The day started off with a workshop by Eelco van Dongen from the Netherlands Organisation for Scientific Research (NWO). Van Dongen explained the history and working of NWO, exciting internship opportunities at NWO for PhD students, and highly important for all of us brain scientist, he informed us on the national initiative for brain and cognition to support new research.
We do indeed need more brain and cognition research, because what we have done so far does not replicate. Despite the tremendous replication crisis, Eric-Jan Wagenmakers stayed calm and told us why we have this crisis and what to do about it. He started with a methodology crash course and explained why you should not derive your hypotheses from, and test on, the same data. He promoted open science and for instance pointed at the the possibilities of pre-registration, a revolutionary opportunity to get future null-findings published. Talking about null-findings and the limitations that framework has anyway, Wagenmakers discussed a fresh way to do statistics, the Bayesian way, implemented in just another statistical package.
After the two talks it was time for lunch and demonstrations: a mobile EEG system from ANT Neuro, state-of-the art eye tracking, Virtual reality, and TMS. It was exciting to see the many technical developments and possibilities. The demonstrations were followed by a unique chance to meet (and maybe match with) the PI’s during the speed-date.
John Dylan Haynes, famous for using brain imaging to figure out what you will do before you know it yourself, gave the keynote lecture: “What does neuroscience tell us about free will?”. He didn’t shy away from some controversies and got everyone ready for the free-will debate later, in which he was also one of the panel members.
After the keynote lecture, Claire Stevenson told the audience about her research based on her previously won creative mind award. She attempted to mathematically model creativity, an interesting approach to how we create new ideas. This was followed by a debate between Han van der Maas and Victor Lamme on the essence of psychology. Should psychology be mostly driven by cognitive research (van der Maas), or are brain-based approaches (Lamme) the future?

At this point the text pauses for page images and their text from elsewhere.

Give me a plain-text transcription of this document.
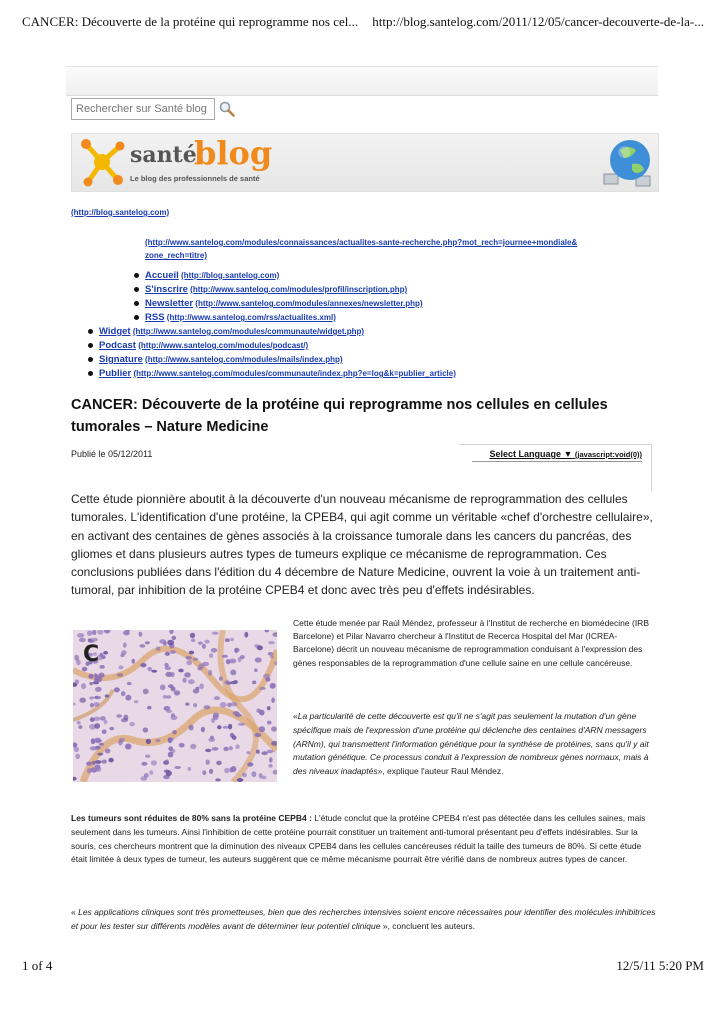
CANCER: Découverte de la protéine qui reprogramme nos cel... http://blog.santelog.com/2011/12/05/cancer-decouverte-de-la-...
Rechercher sur Santé blog
santé
blog
Le blog des professionnels de santé
(http://blog.santelog.com)
(http://www.santelog.com/modules/connaissances/actualites-sante-recherche.php?mot_rech=journee+mondiale&
zone_rech=titre)
Accueil (http://blog.santelog.com)
S'inscrire (http://www.santelog.com/modules/profil/inscription.php)
Newsletter (http://www.santelog.com/modules/annexes/newsletter.php)
RSS (http://www.santelog.com/rss/actualites.xml)
Widget (http://www.santelog.com/modules/communaute/widget.php)
Podcast (http://www.santelog.com/modules/podcast/)
Signature (http://www.santelog.com/modules/mails/index.php)
Publier (http://www.santelog.com/modules/communaute/index.php?e=log&k=publier_article)
CANCER: Découverte de la protéine qui reprogramme nos cellules en cellules tumorales – Nature Medicine
Publié le 05/12/2011	Select Language ▼ (javascript:void(0))
Cette étude pionnière aboutit à la découverte d'un nouveau mécanisme de reprogrammation des cellules tumorales. L'identification d'une protéine, la CPEB4, qui agit comme un véritable «chef d'orchestre cellulaire», en activant des centaines de gènes associés à la croissance tumorale dans les cancers du pancréas, des gliomes et dans plusieurs autres types de tumeurs explique ce mécanisme de reprogrammation. Ces conclusions publiées dans l'édition du 4 décembre de Nature Medicine, ouvrent la voie à un traitement anti-tumoral, par inhibition de la protéine CPEB4 et donc avec très peu d'effets indésirables.
C
Cette étude menée par Raúl Méndez, professeur à l'Institut de recherche en biomédecine (IRB Barcelone) et Pilar Navarro chercheur à l'Institut de Recerca Hospital del Mar (ICREA- Barcelone) décrit un nouveau mécanisme de reprogrammation conduisant à l'expression des gènes responsables de la reprogrammation d'une cellule saine en une cellule cancéreuse.
«La particularité de cette découverte est qu'il ne s'agit pas seulement la mutation d'un gène spécifique mais de l'expression d'une protéine qui déclenche des centaines d'ARN messagers (ARNm), qui transmettent l'information génétique pour la synthèse de protéines, sans qu'il y ait mutation génétique. Ce processus conduit à l'expression de nombreux gènes normaux, mais à des niveaux inadaptés», explique l'auteur Raul Méndez.
Les tumeurs sont réduites de 80% sans la protéine CEPB4 : L'étude conclut que la protéine CPEB4 n'est pas détectée dans les cellules saines, mais seulement dans les tumeurs. Ainsi l'inhibition de cette protéine pourrait constituer un traitement anti-tumoral présentant peu d'effets indésirables. Sur la souris, ces chercheurs montrent que la diminution des niveaux CPEB4 dans les cellules cancéreuses réduit la taille des tumeurs de 80%. Si cette étude était limitée à deux types de tumeur, les auteurs suggèrent que ce même mécanisme pourrait être vérifié dans de nombreux autres types de cancer.
« Les applications cliniques sont très prometteuses, bien que des recherches intensives soient encore nécessaires pour identifier des molécules inhibitrices et pour les tester sur différents modèles avant de déterminer leur potentiel clinique », concluent les auteurs.
1 of 4	12/5/11 5:20 PM
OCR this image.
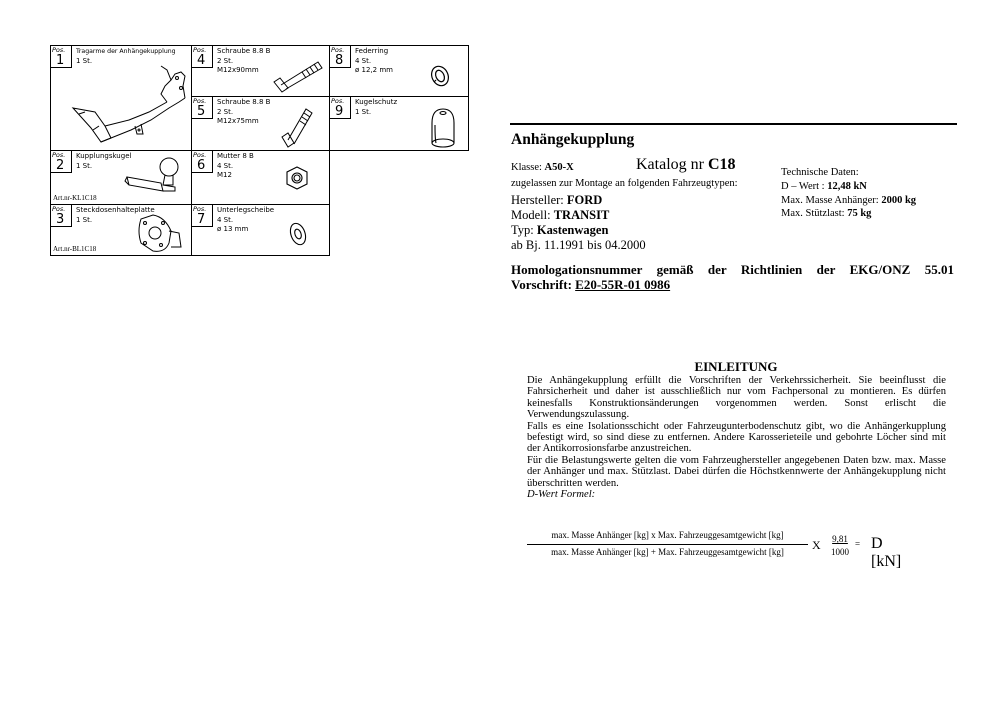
Pos.
1
Tragarme der Anhängekupplung
1 St.
Pos.
4
Schraube 8.8 B
2 St.
M12x90mm
Pos.
8
Federring
4 St.
ø 12,2 mm
Pos.
5
Schraube 8.8 B
2 St.
M12x75mm
Pos.
9
Kugelschutz
1 St.
Pos.
2
Kupplungskugel
1 St.
Art.nr-KL1C18
Pos.
6
Mutter 8 B
4 St.
M12
Pos.
3
Steckdosenhalteplatte
1 St.
Art.nr-BL1C18
Pos.
7
Unterlegscheibe
4 St.
ø 13 mm
Anhängekupplung
Klasse: A50-X	Katalog nr C18
zugelassen zur Montage an folgenden Fahrzeugtypen:
Hersteller: FORD
Modell: TRANSIT
Typ: Kastenwagen
ab Bj. 11.1991 bis 04.2000
Technische Daten:
D – Wert : 12,48 kN
Max. Masse Anhänger: 2000 kg
Max. Stützlast: 75 kg
Homologationsnummer gemäß der Richtlinien der EKG/ONZ 55.01
Vorschrift: E20-55R-01 0986
EINLEITUNG

Die Anhängekupplung erfüllt die Vorschriften der Verkehrssicherheit. Sie beeinflusst die Fahrsicherheit und daher ist ausschließlich nur vom Fachpersonal zu montieren. Es dürfen keinesfalls Konstruktionsänderungen vorgenommen werden. Sonst erlischt die Verwendungszulassung.

Falls es eine Isolationsschicht oder Fahrzeugunterbodenschutz gibt, wo die Anhängerkupplung befestigt wird, so sind diese zu entfernen. Andere Karosserieteile und gebohrte Löcher sind mit der Antikorrosionsfarbe anzustreichen.

Für die Belastungswerte gelten die vom Fahrzeughersteller angegebenen Daten bzw. max. Masse der Anhänger und max. Stützlast. Dabei dürfen die Höchstkennwerte der Anhängekupplung nicht überschritten werden.

D-Wert Formel:

max. Masse Anhänger [kg] x Max. Fahrzeuggesamtgewicht [kg]
max. Masse Anhänger [kg] + Max. Fahrzeuggesamtgewicht [kg]	X	9,81
1000
= D [kN]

But before we got to the final debate, it was time for the food buffet, and in the meantime the poster session and award! There was a diverse range of topics and excellent posters, and all posters were judged by an expert-panel. As with any competition, only one can win, and Suzanne Hoogeveen received the poster award for her poster titled: "Did I do that? Expectancy effects of transcranial stimulation on error-related negativity and the sense of agency”.
The program ended with a debate on the question that is on everyone’s mind: Does free will exist? Marte Otten moderated a session with free-will experts Yair Pinto, Victor Lamme, John Dylan Haynes and Maureen Sie. There were (almost) as many points of views as there were discussants: Pinto thinks we do have free will, Lamme not so much, Sie and Haynes were somewhat in between. We may never find out who was right and there was clearly enough to still talk about afterwards, during the drinks and dancing, when the brain day became the brain night.